Here's a reduced version of the current solution (it's inside an object literal of utility functions):
function duration (millis) {
// in actual code, a function "i18n.t(key)" would return a properly
// localized string. Instead, I'll just store English strings in an object
var mockTranslation = {
hoursLabel: "hr",
minutesLabel: "min",
secondsLabel: "s"
}
millis = parseInt(millis);
function msToTime(duration) {
var milliseconds = parseInt((duration%1000)/100)
, seconds = parseInt((duration/1000)%60)
, minutes = parseInt((duration/(1000*60))%60)

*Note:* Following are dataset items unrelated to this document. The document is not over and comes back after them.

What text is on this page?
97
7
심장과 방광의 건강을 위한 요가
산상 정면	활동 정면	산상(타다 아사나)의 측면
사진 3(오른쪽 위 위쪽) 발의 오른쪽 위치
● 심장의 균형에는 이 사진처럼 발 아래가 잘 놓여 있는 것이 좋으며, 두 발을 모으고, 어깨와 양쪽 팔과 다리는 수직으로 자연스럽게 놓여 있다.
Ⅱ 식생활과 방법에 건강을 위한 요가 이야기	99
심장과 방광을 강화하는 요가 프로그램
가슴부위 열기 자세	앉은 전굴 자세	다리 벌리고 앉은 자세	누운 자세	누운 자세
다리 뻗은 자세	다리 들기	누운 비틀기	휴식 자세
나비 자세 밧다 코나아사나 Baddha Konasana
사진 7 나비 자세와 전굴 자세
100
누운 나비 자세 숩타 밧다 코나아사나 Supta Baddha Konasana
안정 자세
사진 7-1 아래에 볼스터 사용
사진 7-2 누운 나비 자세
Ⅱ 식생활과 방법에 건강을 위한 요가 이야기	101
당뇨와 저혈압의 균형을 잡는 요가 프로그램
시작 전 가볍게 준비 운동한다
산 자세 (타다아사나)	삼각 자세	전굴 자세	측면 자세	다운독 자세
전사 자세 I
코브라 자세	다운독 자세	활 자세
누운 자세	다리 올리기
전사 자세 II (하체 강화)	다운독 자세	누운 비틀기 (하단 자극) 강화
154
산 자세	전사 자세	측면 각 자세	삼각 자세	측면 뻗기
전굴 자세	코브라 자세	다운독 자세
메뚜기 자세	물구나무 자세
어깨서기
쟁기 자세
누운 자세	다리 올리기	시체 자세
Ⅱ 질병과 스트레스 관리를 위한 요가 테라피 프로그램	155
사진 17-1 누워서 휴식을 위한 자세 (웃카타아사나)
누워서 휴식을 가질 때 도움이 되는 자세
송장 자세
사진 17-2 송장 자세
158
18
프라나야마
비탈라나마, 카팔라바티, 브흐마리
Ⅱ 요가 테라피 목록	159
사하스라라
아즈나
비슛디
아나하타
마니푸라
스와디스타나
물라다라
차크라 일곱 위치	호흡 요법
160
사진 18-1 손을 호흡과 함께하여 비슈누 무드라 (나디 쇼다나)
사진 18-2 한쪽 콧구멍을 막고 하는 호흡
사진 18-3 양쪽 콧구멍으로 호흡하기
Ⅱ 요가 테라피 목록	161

, hours = parseInt((duration/(1000*60*60))%24);
hours = (hours < 10) ? "0" + hours : hours;
minutes = (minutes < 10) ? "0" + minutes : minutes;
seconds = (seconds < 10) ? "0" + seconds : seconds;
return {
hours : hours,
minutes: minutes,
seconds: seconds,
milliseconds: milliseconds
}
}
var converted = msToTime(millis);
var final = "" + converted.hours + " " + mockTranslation.hoursLabel
+ " " + converted.minutes + " " + mockTranslation.minutesLabel
+ " " + converted.seconds + " " + mockTranslation.secondsLabel;
return final;
}
// test with a sample input of 416000 ms.
console.log(duration(416000)); // 00 hr 06 min 56 s
In this case I take a similar approach as the original thread, but I return a usable object instead of automatically converting to a string. In my real-world code I have some other conditionals I pass through and some options that will return a value that's not localized. But here we see that I take the object and concatenate it with some language entries provided by i18next. That's where the localization happens.
Yet it seems to me that time durations have more to them than swapping in units of measurement.
Using momentjs seems like overkill, but despite that, I just don't see any duration functions. All date-related functions.
Since I feel that my solution isn't very flexible and that localization is somewhat second-class, does anybody know of a better approach?